An advantage of the R&S view is that it can be viewed as more parsimonious or conservative in the evolutionary sense, sticking closer to the anatomy as it is understood in the monkey. I think this is a reasonable tack. The question, then, is whether there is empirical justification for a different architecture in the human. My long-time position on this is that the empirical evidence is overwhelming and therefor justifies a different architecture in humans compared to macaques.
but here I want to step back and consider some functional-behavioral arguments that I think reconcile to some extent the R&S and H&P viewpoints and show that they are not all that different after all.
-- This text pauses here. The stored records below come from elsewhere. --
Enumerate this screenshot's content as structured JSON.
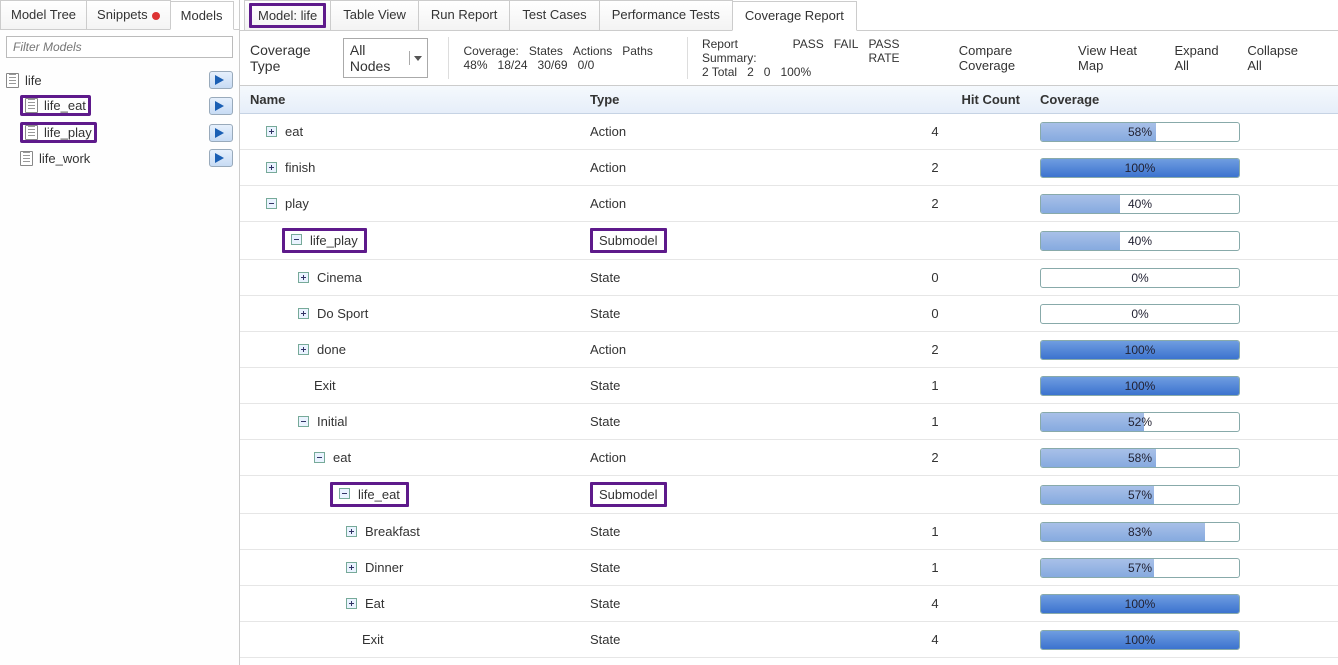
{
  "sidebar": {
    "tabs": [
      "Model Tree",
      "Snippets",
      "Models"
    ],
    "active_tab": 2,
    "filter_placeholder": "Filter Models",
    "items": [
      {
        "label": "life",
        "indent": 0,
        "highlight": false
      },
      {
        "label": "life_eat",
        "indent": 1,
        "highlight": true
      },
      {
        "label": "life_play",
        "indent": 1,
        "highlight": true
      },
      {
        "label": "life_work",
        "indent": 1,
        "highlight": false
      }
    ]
  },
  "main_tabs": {
    "items": [
      "Model: life",
      "Table View",
      "Run Report",
      "Test Cases",
      "Performance Tests",
      "Coverage Report"
    ],
    "active": 5,
    "highlight_first": true
  },
  "toolbar": {
    "coverage_type_label": "Coverage Type",
    "coverage_type_value": "All Nodes",
    "coverage_block": {
      "header": [
        "Coverage:",
        "States",
        "Actions",
        "Paths"
      ],
      "values": [
        "48%",
        "18/24",
        "30/69",
        "0/0"
      ]
    },
    "summary_block": {
      "header": [
        "Report Summary:",
        "PASS",
        "FAIL",
        "PASS RATE"
      ],
      "values": [
        "2 Total",
        "2",
        "0",
        "100%"
      ]
    },
    "buttons": [
      "Compare Coverage",
      "View Heat Map",
      "Expand All",
      "Collapse All"
    ]
  },
  "columns": [
    "Name",
    "Type",
    "Hit Count",
    "Coverage"
  ],
  "rows": [
    {
      "indent": 1,
      "toggle": "plus",
      "name": "eat",
      "type": "Action",
      "hit": "4",
      "cov": 58,
      "highlight_name": false,
      "highlight_type": false
    },
    {
      "indent": 1,
      "toggle": "plus",
      "name": "finish",
      "type": "Action",
      "hit": "2",
      "cov": 100,
      "highlight_name": false,
      "highlight_type": false
    },
    {
      "indent": 1,
      "toggle": "minus",
      "name": "play",
      "type": "Action",
      "hit": "2",
      "cov": 40,
      "highlight_name": false,
      "highlight_type": false
    },
    {
      "indent": 2,
      "toggle": "minus",
      "name": "life_play",
      "type": "Submodel",
      "hit": "",
      "cov": 40,
      "highlight_name": true,
      "highlight_type": true
    },
    {
      "indent": 3,
      "toggle": "plus",
      "name": "Cinema",
      "type": "State",
      "hit": "0",
      "cov": 0,
      "highlight_name": false,
      "highlight_type": false
    },
    {
      "indent": 3,
      "toggle": "plus",
      "name": "Do Sport",
      "type": "State",
      "hit": "0",
      "cov": 0,
      "highlight_name": false,
      "highlight_type": false
    },
    {
      "indent": 3,
      "toggle": "plus",
      "name": "done",
      "type": "Action",
      "hit": "2",
      "cov": 100,
      "highlight_name": false,
      "highlight_type": false
    },
    {
      "indent": 4,
      "toggle": "",
      "name": "Exit",
      "type": "State",
      "hit": "1",
      "cov": 100,
      "highlight_name": false,
      "highlight_type": false
    },
    {
      "indent": 3,
      "toggle": "minus",
      "name": "Initial",
      "type": "State",
      "hit": "1",
      "cov": 52,
      "highlight_name": false,
      "highlight_type": false
    },
    {
      "indent": 4,
      "toggle": "minus",
      "name": "eat",
      "type": "Action",
      "hit": "2",
      "cov": 58,
      "highlight_name": false,
      "highlight_type": false
    },
    {
      "indent": 5,
      "toggle": "minus",
      "name": "life_eat",
      "type": "Submodel",
      "hit": "",
      "cov": 57,
      "highlight_name": true,
      "highlight_type": true
    },
    {
      "indent": 6,
      "toggle": "plus",
      "name": "Breakfast",
      "type": "State",
      "hit": "1",
      "cov": 83,
      "highlight_name": false,
      "highlight_type": false
    },
    {
      "indent": 6,
      "toggle": "plus",
      "name": "Dinner",
      "type": "State",
      "hit": "1",
      "cov": 57,
      "highlight_name": false,
      "highlight_type": false
    },
    {
      "indent": 6,
      "toggle": "plus",
      "name": "Eat",
      "type": "State",
      "hit": "4",
      "cov": 100,
      "highlight_name": false,
      "highlight_type": false
    },
    {
      "indent": 7,
      "toggle": "",
      "name": "Exit",
      "type": "State",
      "hit": "4",
      "cov": 100,
      "highlight_name": false,
      "highlight_type": false
    }
  ]
}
The basic insight is that the auditory-motor repertoire of monkeys and humans is dramatically different. There is general agreement that the vocal-learning capacities of monkeys is limited whereas humans are arguably the most prodigious vocal learners in the animal kingdom. What this means is that the auditory-motor repertoire of monkeys is going to be limited to relatively simple behaviors like orienting to sound and not to behaviors where the perceived sound must be reproduced by the monkey. Perhaps it is no surprise that the monkey dorsal stream, in Rauschecker's hands (cf, Middlebrooks), is spatial perception oriented.
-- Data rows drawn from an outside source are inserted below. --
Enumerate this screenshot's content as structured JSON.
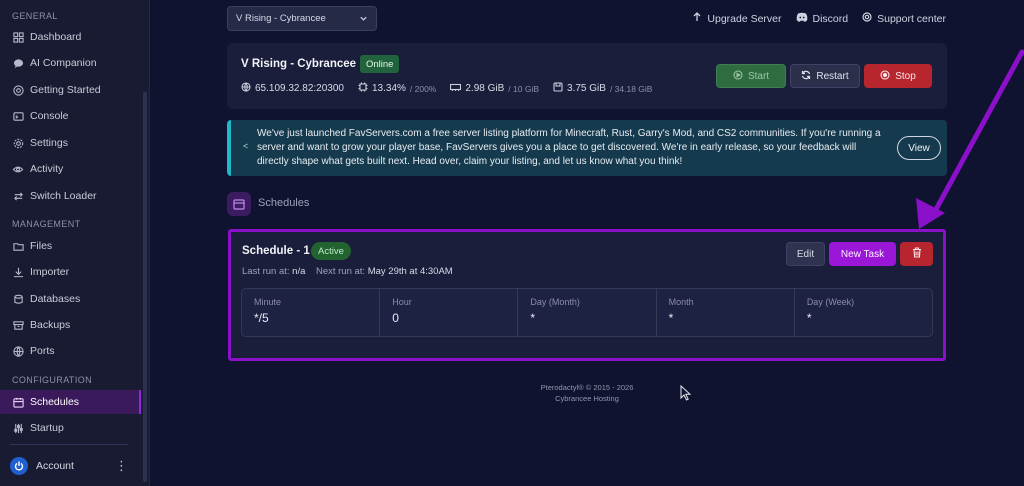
{
  "sidebar": {
    "sections": [
      {
        "label": "GENERAL"
      },
      {
        "label": "MANAGEMENT"
      },
      {
        "label": "CONFIGURATION"
      }
    ],
    "items": [
      {
        "label": "Dashboard",
        "icon": "grid-icon"
      },
      {
        "label": "AI Companion",
        "icon": "chat-icon"
      },
      {
        "label": "Getting Started",
        "icon": "compass-icon"
      },
      {
        "label": "Console",
        "icon": "terminal-icon"
      },
      {
        "label": "Settings",
        "icon": "gear-icon"
      },
      {
        "label": "Activity",
        "icon": "eye-icon"
      },
      {
        "label": "Switch Loader",
        "icon": "swap-icon"
      },
      {
        "label": "Files",
        "icon": "folder-icon"
      },
      {
        "label": "Importer",
        "icon": "download-icon"
      },
      {
        "label": "Databases",
        "icon": "database-icon"
      },
      {
        "label": "Backups",
        "icon": "archive-icon"
      },
      {
        "label": "Ports",
        "icon": "network-icon"
      },
      {
        "label": "Schedules",
        "icon": "calendar-icon"
      },
      {
        "label": "Startup",
        "icon": "sliders-icon"
      }
    ],
    "account_label": "Account"
  },
  "topbar": {
    "server_select": "V Rising - Cybrancee",
    "links": [
      {
        "label": "Upgrade Server",
        "icon": "arrow-up-icon"
      },
      {
        "label": "Discord",
        "icon": "discord-icon"
      },
      {
        "label": "Support center",
        "icon": "lifebuoy-icon"
      }
    ]
  },
  "server": {
    "name": "V Rising - Cybrancee",
    "status": "Online",
    "ip": "65.109.32.82:20300",
    "cpu": "13.34%",
    "cpu_limit": "/ 200%",
    "memory": "2.98 GiB",
    "memory_limit": "/ 10 GiB",
    "disk": "3.75 GiB",
    "disk_limit": "/ 34.18 GiB",
    "start_label": "Start",
    "restart_label": "Restart",
    "stop_label": "Stop"
  },
  "announcement": {
    "text": "We've just launched FavServers.com a free server listing platform for Minecraft, Rust, Garry's Mod, and CS2 communities. If you're running a server and want to grow your player base, FavServers gives you a place to get discovered. We're in early release, so your feedback will directly shape what gets built next. Head over, claim your listing, and let us know what you think!",
    "view_label": "View"
  },
  "schedules": {
    "heading": "Schedules",
    "items": [
      {
        "title": "Schedule - 1",
        "status": "Active",
        "last_run_label": "Last run at:",
        "last_run": "n/a",
        "next_run_label": "Next run at:",
        "next_run": "May 29th at 4:30AM",
        "edit_label": "Edit",
        "new_task_label": "New Task",
        "cron": [
          {
            "label": "Minute",
            "value": "*/5"
          },
          {
            "label": "Hour",
            "value": "0"
          },
          {
            "label": "Day (Month)",
            "value": "*"
          },
          {
            "label": "Month",
            "value": "*"
          },
          {
            "label": "Day (Week)",
            "value": "*"
          }
        ]
      }
    ]
  },
  "footer": {
    "line1": "Pterodactyl® © 2015 - 2026",
    "line2": "Cybrancee Hosting"
  },
  "colors": {
    "accent": "#9a17d8",
    "annotation": "#8b10c9",
    "online": "#20633c",
    "danger": "#b7262e"
  }
}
Speech is different. The phonological form of a word must be used both as a means to access the meaning of the word, a ventral stream "what" function, and as a target for a motor speech action, a dorsal stream "how" function. Now, look back at the first figure in this post and play natural selection for a moment. If you were going to evolve a network that could represent higher-level information about word forms AND use them in both ventral and dorsal streams, where would you put such a network? A good candidate is the lighter shaded area just ventrolateral to A1 and extending posterior from there. This is the yellow shaded box/area in the H&P figure, the "Mid-post STS", which in our model is part of both the ventral and dorsal streams. R&S assign this zone as part of the dorsal stream (red in their human architecture figure) but they acknowledge some interaction between that posterior zone and the more anterior portion of their ventral stream, as the arrow in their figure indicates.
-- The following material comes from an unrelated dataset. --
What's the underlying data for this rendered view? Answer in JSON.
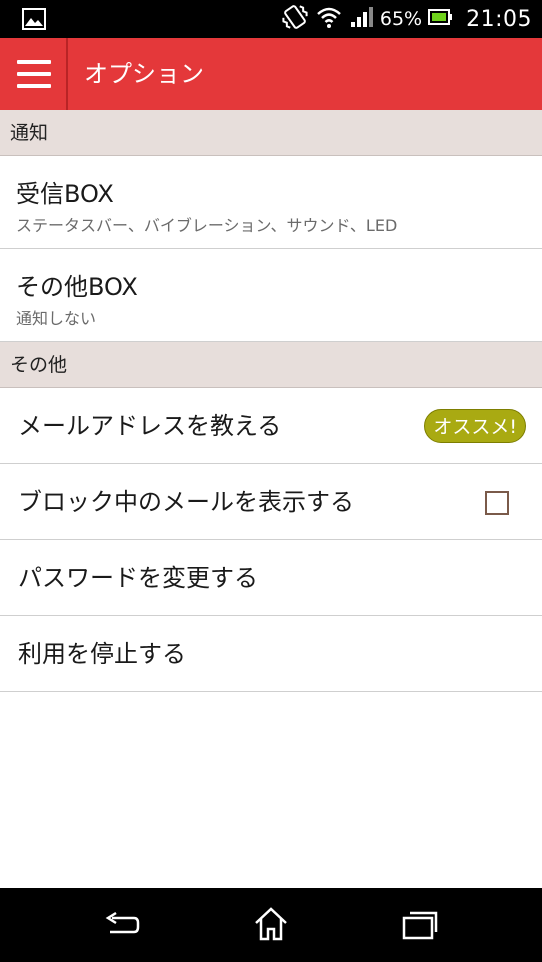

What I'd like to communicate with these points is that (1) the H&P model architecture is perfectly consistent the monkey architecture assuming some reasonable evolutionary expansions, (2) R&S assume a similar expansion into that same zone in humans, meaning that (3) the two models are not really that different at this level: H&P refer to the mid-posterior zone as part of both streams whereas R&S call it part of the dorsal stream that nonetheless interacts with both streams.
Conclusion: perhaps there is more agreement about the details of the dual stream architecture than the pictures and claims suggest.